Chicago Public Schools on Monday detailed for the first time exactly what the full school day will look like for about 450,000 students come August.
The plan, being presented to principals in a 25-page report, outlines school requirements for the amount of time teachers must spend on each subject, with an emphasis touted by Mayor Rahm Emanuel on reading, math and science.
The guidelines, for example, require 120 minutes of reading and writing for Grades 1-5 and 80 minutes of math for Grades 3-8.
Recess also makes its return. At elementary schools, students will receive 45 minutes for recess and lunch, a jump from the current 20 minutes available for lunch only.
That leaves six-and-a-half hours of instruction time during the new 7.5-hour day. Students at most public schools currently are in class a total of five hours and 45 minutes.
“These guidelines will ensure that all schools provide students with the time they need in reading, math, science and other key subjects to drive their academic success,” said schools chief Jean-Claude Brizard. “The Full School Day ... will ensure that all students receive a higher quality education to better prepare them for college and career.”
Chicago has the shortest day among the country's largest cities, Brizard said. The longer day puts schools on par with the national average.

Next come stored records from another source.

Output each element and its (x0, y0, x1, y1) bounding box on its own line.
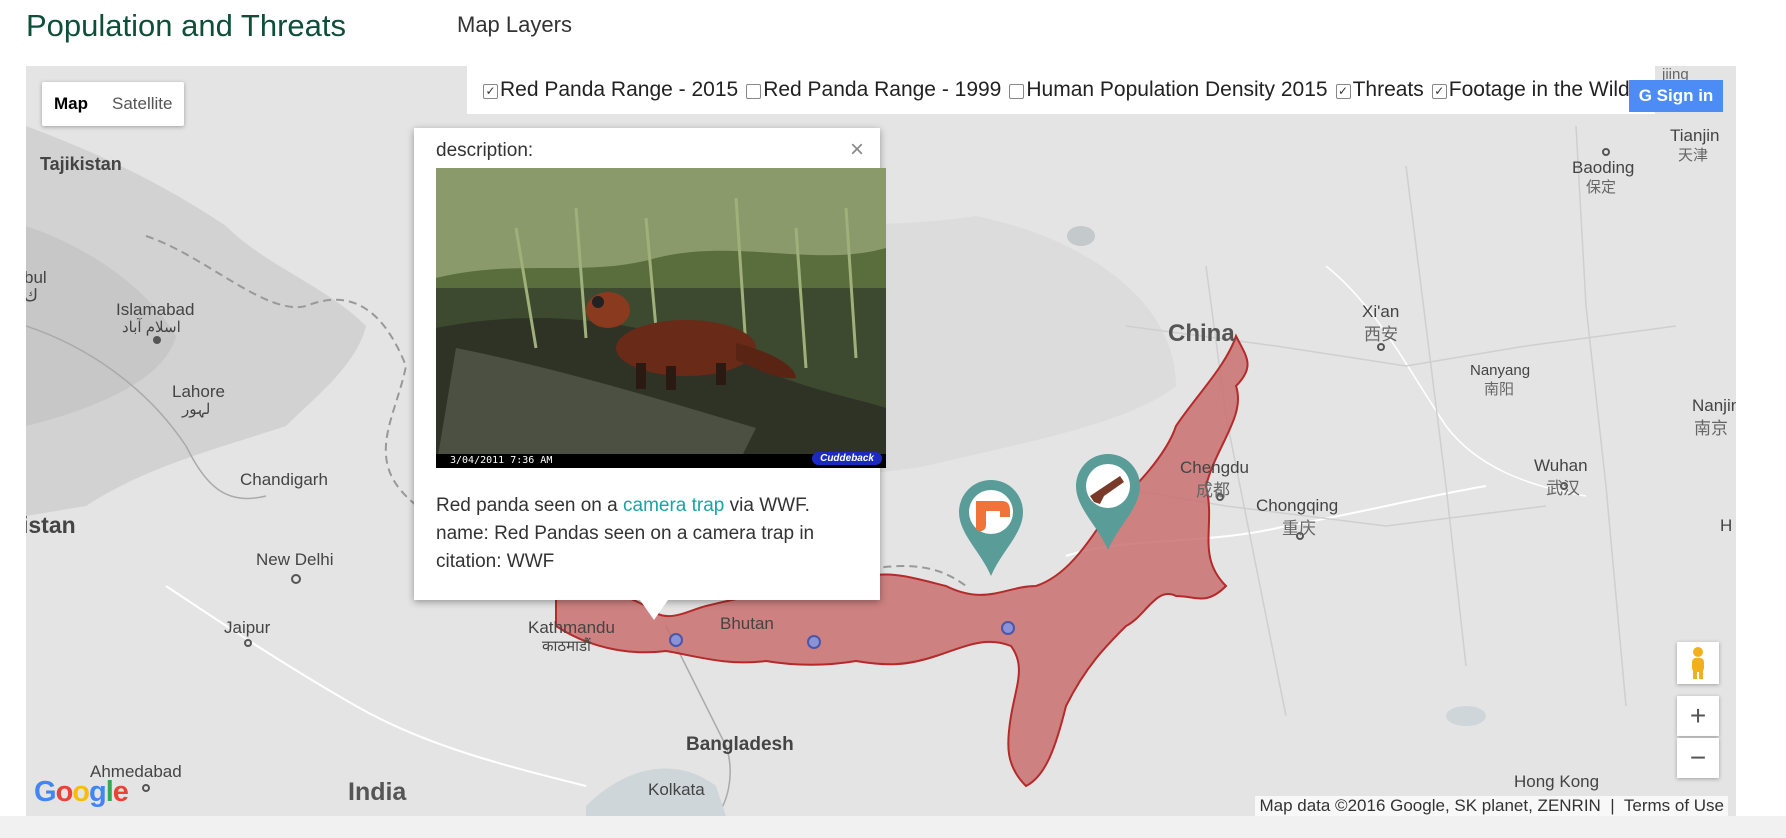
zoom-in-button[interactable]: + (1677, 696, 1719, 736)
label-kathmandu: Kathmandu (528, 618, 615, 637)
popup-line-name: name: Red Pandas seen on a camera trap i… (436, 523, 815, 544)
label-kolkata: Kolkata (648, 780, 705, 799)
google-g-icon: G (1638, 86, 1657, 105)
label-jaipur: Jaipur (224, 618, 271, 637)
label-new-delhi: New Delhi (256, 550, 334, 569)
layer-footage[interactable]: ✓ Footage in the Wild (1431, 78, 1630, 102)
label-bangladesh: Bangladesh (686, 734, 794, 755)
pegman-icon[interactable] (1677, 642, 1719, 684)
label-wuhan: Wuhan (1534, 456, 1588, 475)
sign-in-button[interactable]: G Sign in (1629, 80, 1723, 112)
popup-text: Red panda seen on a camera trap via WWF.… (436, 492, 814, 576)
label-xian-local: 西安 (1364, 325, 1398, 344)
label-baoding-local: 保定 (1586, 179, 1617, 196)
info-window: × description: 3/04/2011 7:36 AM Cuddeba… (414, 128, 886, 620)
label-islamabad: Islamabad (116, 300, 195, 319)
label-nanjing: Nanjin (1692, 396, 1736, 415)
label-nanyang-local: 南阳 (1484, 381, 1515, 398)
label-lahore: Lahore (172, 382, 225, 401)
label-baoding: Baoding (1572, 158, 1635, 177)
terms-of-use-link[interactable]: Terms of Use (1624, 796, 1724, 815)
map-type-map-button[interactable]: Map (42, 82, 100, 126)
label-istan: istan (26, 512, 76, 538)
map-layers-title: Map Layers (457, 12, 572, 37)
camera-trap-link[interactable]: camera trap (623, 495, 724, 516)
page-title: Population and Threats (26, 8, 346, 43)
label-nanyang: Nanyang (1470, 362, 1531, 379)
label-chengdu-local: 成都 (1196, 481, 1230, 500)
description-label: description: (436, 140, 534, 161)
label-bhutan: Bhutan (720, 614, 774, 633)
label-hong-kong: Hong Kong (1514, 772, 1600, 791)
label-tianjin: Tianjin (1670, 126, 1720, 145)
label-kathmandu-local: काठमाडौं (542, 638, 591, 655)
checkbox-range-2015[interactable]: ✓ (483, 83, 498, 99)
label-india: India (348, 778, 407, 806)
layer-range-1999[interactable]: Red Panda Range - 1999 (746, 78, 1001, 102)
map-type-satellite-button[interactable]: Satellite (100, 82, 184, 126)
checkbox-threats[interactable]: ✓ (1335, 83, 1351, 99)
camera-trap-photo: 3/04/2011 7:36 AM Cuddeback (436, 168, 886, 468)
label-islamabad-local: اسلام آباد (122, 319, 181, 336)
popup-line-1: Red panda seen on a camera trap via WWF. (436, 495, 810, 516)
close-icon[interactable]: × (850, 136, 864, 164)
checkbox-footage[interactable]: ✓ (1431, 83, 1447, 99)
layer-population-density[interactable]: Human Population Density 2015 (1009, 78, 1328, 102)
checkbox-range-1999[interactable] (746, 83, 762, 99)
popup-line-citation: citation: WWF (436, 551, 555, 572)
map-type-control: Map Satellite (42, 82, 185, 126)
label-xian: Xi'an (1362, 302, 1400, 321)
label-lahore-local: لہور (182, 401, 211, 418)
label-tajikistan: Tajikistan (40, 154, 122, 174)
photo-timestamp: 3/04/2011 7:36 AM (450, 455, 553, 466)
map-attribution: Map data ©2016 Google, SK planet, ZENRIN… (1255, 796, 1728, 816)
label-chandigarh: Chandigarh (240, 470, 328, 489)
label-chengdu: Chengdu (1180, 458, 1250, 477)
checkbox-population-density[interactable] (1009, 83, 1025, 99)
map[interactable]: Tajikistan bul ك Islamabad اسلام آباد La… (26, 66, 1736, 816)
label-china: China (1168, 320, 1235, 347)
label-tianjin-local: 天津 (1678, 147, 1709, 164)
map-layers-bar: ✓ Red Panda Range - 2015 Red Panda Range … (467, 66, 1655, 114)
label-wuhan-local: 武汉 (1546, 479, 1580, 498)
label-nanjing-local: 南京 (1694, 419, 1728, 438)
label-chongqing-local: 重庆 (1282, 519, 1316, 538)
layer-threats[interactable]: ✓ Threats (1335, 78, 1424, 102)
zoom-out-button[interactable]: − (1677, 738, 1719, 778)
camera-brand-logo: Cuddeback (812, 452, 882, 465)
google-logo: Google (34, 776, 129, 808)
layer-range-2015[interactable]: ✓ Red Panda Range - 2015 (483, 78, 738, 102)
label-h: H (1720, 516, 1733, 535)
label-chongqing: Chongqing (1256, 496, 1339, 515)
label-kabul-local: ك (26, 286, 39, 305)
label-kabul: bul (26, 268, 47, 287)
bottom-strip (0, 816, 1786, 838)
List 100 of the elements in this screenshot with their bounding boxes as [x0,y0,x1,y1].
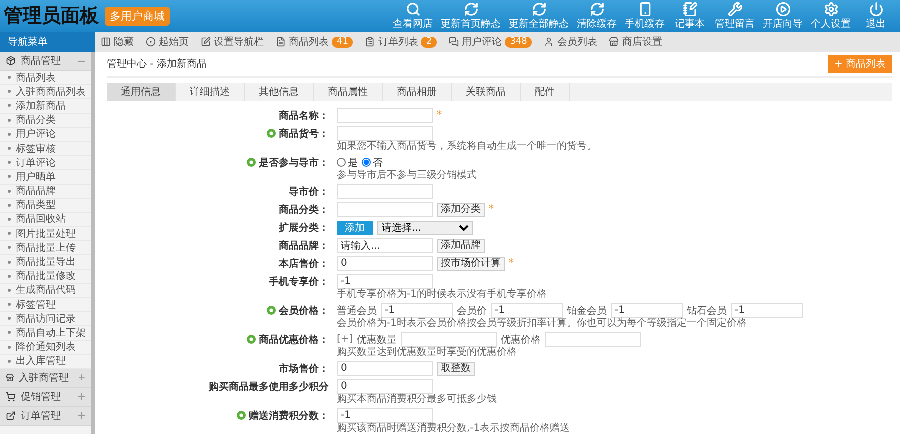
sidebar-item[interactable]: 订单评论 [0,156,91,170]
header-action[interactable]: 查看网店 [390,2,436,30]
sidebar-item[interactable]: 标签管理 [0,298,91,312]
bullet-icon [8,260,11,264]
toolbar-link[interactable]: 设置导航栏 [201,35,264,49]
sidebar-item[interactable]: 商品列表 [0,71,91,86]
form-button[interactable]: 添加分类 [437,202,485,216]
sidebar-group[interactable]: 入驻商管理 [0,368,91,388]
header-action[interactable]: 更新首页静态 [438,2,504,30]
input-field[interactable] [337,126,433,141]
toolbar-link[interactable]: 起始页 [146,35,189,49]
sidebar-item[interactable]: 商品回收站 [0,212,91,228]
edit-icon [201,37,211,47]
input-field[interactable]: -1 [337,274,433,289]
hint-text: 手机专享价格为-1的时候表示没有手机专享价格 [337,289,547,300]
sidebar-item[interactable]: 用户晒单 [0,170,91,184]
sidebar-item[interactable]: 商品批量修改 [0,270,91,284]
sidebar-item[interactable]: 标签审核 [0,142,91,156]
header-action[interactable]: 退出 [856,2,896,30]
sidebar-group[interactable]: 商品管理 [0,52,91,71]
category-select[interactable]: 请选择... [377,220,473,234]
input-field[interactable]: 0 [337,379,433,394]
play-icon [776,2,790,16]
input-field[interactable]: -1 [337,408,433,423]
header-action[interactable]: 清除缓存 [574,2,620,30]
bullet-icon [8,104,11,108]
tab[interactable]: 商品相册 [383,83,452,101]
count-badge: 41 [332,36,354,48]
header-action[interactable]: 开店向导 [760,2,806,30]
bullet-icon [8,132,11,136]
tab[interactable]: 商品属性 [314,83,383,101]
input-field[interactable] [337,108,433,123]
toolbar-link[interactable]: 会员列表 [544,35,598,49]
sidebar-group[interactable]: 订单管理 [0,406,91,426]
hint-text: 购买本商品消费积分最多可抵多少钱 [337,394,497,405]
header-action[interactable]: 记事本 [670,2,710,30]
sidebar-item[interactable]: 商品类型 [0,198,91,213]
bullet-icon [8,274,11,278]
external-link-icon [6,410,16,421]
header-action[interactable]: 管理留言 [712,2,758,30]
input-field[interactable] [337,202,433,217]
toolbar-link[interactable]: 商店设置 [609,35,662,49]
header-action[interactable]: 手机缓存 [622,2,668,30]
toolbar-link[interactable]: 用户评论 348 [449,35,532,49]
radio-button[interactable] [337,158,346,167]
input-field[interactable]: -1 [731,303,803,318]
input-field[interactable]: -1 [491,303,563,318]
field-label: 商品品牌： [279,239,329,252]
user-icon [544,37,554,47]
app-title: 管理员面板 [4,4,99,29]
hint-text: 参与导市后不参与三级分销模式 [337,170,477,181]
input-field[interactable]: -1 [381,303,453,318]
tab[interactable]: 配件 [521,83,570,101]
sidebar-item[interactable]: 添加新商品 [0,99,91,114]
sidebar-group[interactable]: 促销管理 [0,388,91,407]
level-label: 普通会员 [337,304,377,318]
sidebar-item[interactable]: 商品品牌 [0,184,91,199]
required-mark: * [489,204,494,215]
sidebar-item[interactable]: 商品批量上传 [0,241,91,256]
input-field[interactable]: 请输入... [337,238,433,253]
columns-icon [101,37,111,47]
tab[interactable]: 通用信息 [107,83,176,101]
form-button[interactable]: 按市场价计算 [437,256,505,270]
toolbar-link[interactable]: 隐藏 [101,35,134,49]
tab[interactable]: 详细描述 [176,83,245,101]
field-label: 导市价： [289,185,329,198]
sidebar-item[interactable]: 商品分类 [0,114,91,128]
sidebar-item[interactable]: 降价通知列表 [0,340,91,355]
sidebar-item[interactable]: 生成商品代码 [0,284,91,298]
input-field[interactable]: -1 [611,303,683,318]
sidebar-item[interactable]: 商品批量导出 [0,255,91,270]
bullet-icon [8,190,11,193]
sidebar-item[interactable]: 图片批量处理 [0,227,91,242]
sidebar-item[interactable]: 商品访问记录 [0,312,91,326]
sidebar-item[interactable]: 入驻商商品列表 [0,85,91,100]
tab[interactable]: 关联商品 [452,83,521,101]
field-label: 优惠价格 [501,334,542,346]
input-field[interactable] [337,184,433,199]
input-field[interactable]: 0 [337,256,433,271]
input-field[interactable]: 0 [337,361,433,376]
level-label: 铂金会员 [567,304,607,318]
form-button[interactable]: 添加品牌 [437,238,485,252]
input-field[interactable] [545,332,642,347]
notepad-icon [682,2,698,16]
bullet-icon [8,90,11,94]
form-button[interactable]: 取整数 [437,362,475,376]
tab[interactable]: 其他信息 [245,83,314,101]
sidebar-item[interactable]: 用户评论 [0,128,91,142]
radio-button[interactable] [362,158,371,167]
header-action[interactable]: 个人设置 [808,2,854,30]
sidebar-item[interactable]: 商品自动上下架 [0,326,91,341]
toolbar-link[interactable]: 商品列表 41 [276,35,354,49]
input-field[interactable] [401,332,498,347]
bullet-icon [8,175,11,178]
bullet-icon [8,346,11,349]
header-action[interactable]: 更新全部静态 [506,2,572,30]
toolbar-link[interactable]: 订单列表 2 [365,35,438,49]
add-link[interactable]: [+] [337,334,354,345]
store-icon [609,37,620,47]
level-label: 钻石会员 [687,304,727,318]
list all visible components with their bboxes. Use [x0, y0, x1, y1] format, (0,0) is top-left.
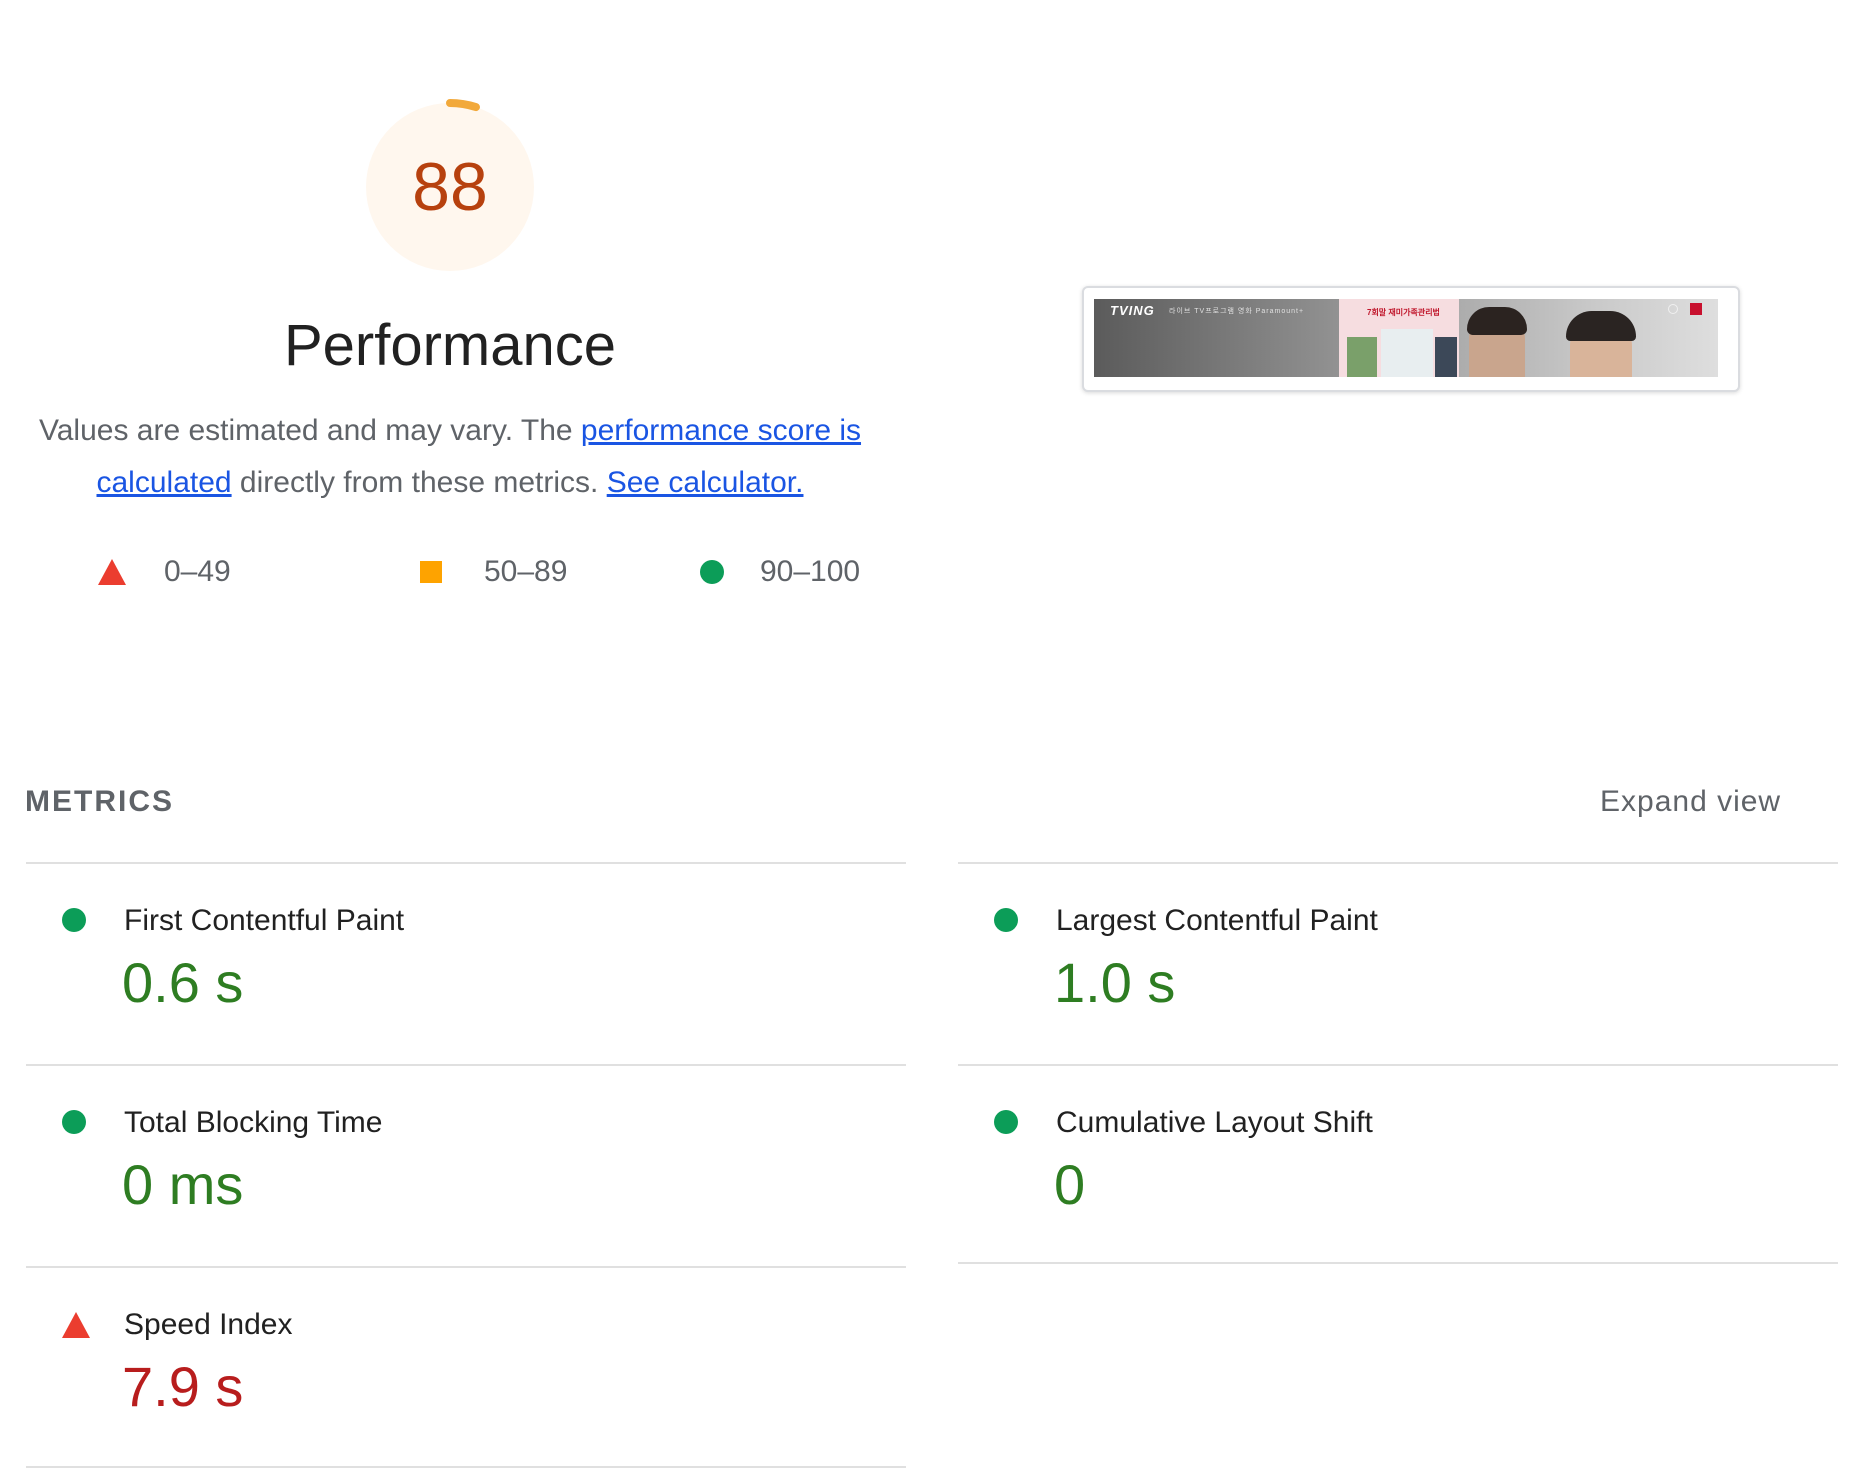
metric-value: 0.6 s	[122, 951, 244, 1014]
legend-pass-label: 90–100	[760, 555, 861, 588]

Since Emanuel and Brizard proposed a longer day, 13 CPS and 37 charter schools implemented the extra time.
It didn't come without controversy, though. The Chicago Teachers Union sued the school board, claiming it coerced union-represented teachers into voting for the longer day. CTU president Karen Lewis has criticized the board for rushing through the extra time without properly planning for it.
The CTU must sign a teacher's contract that includes the longer day. The union made its first proposals last week.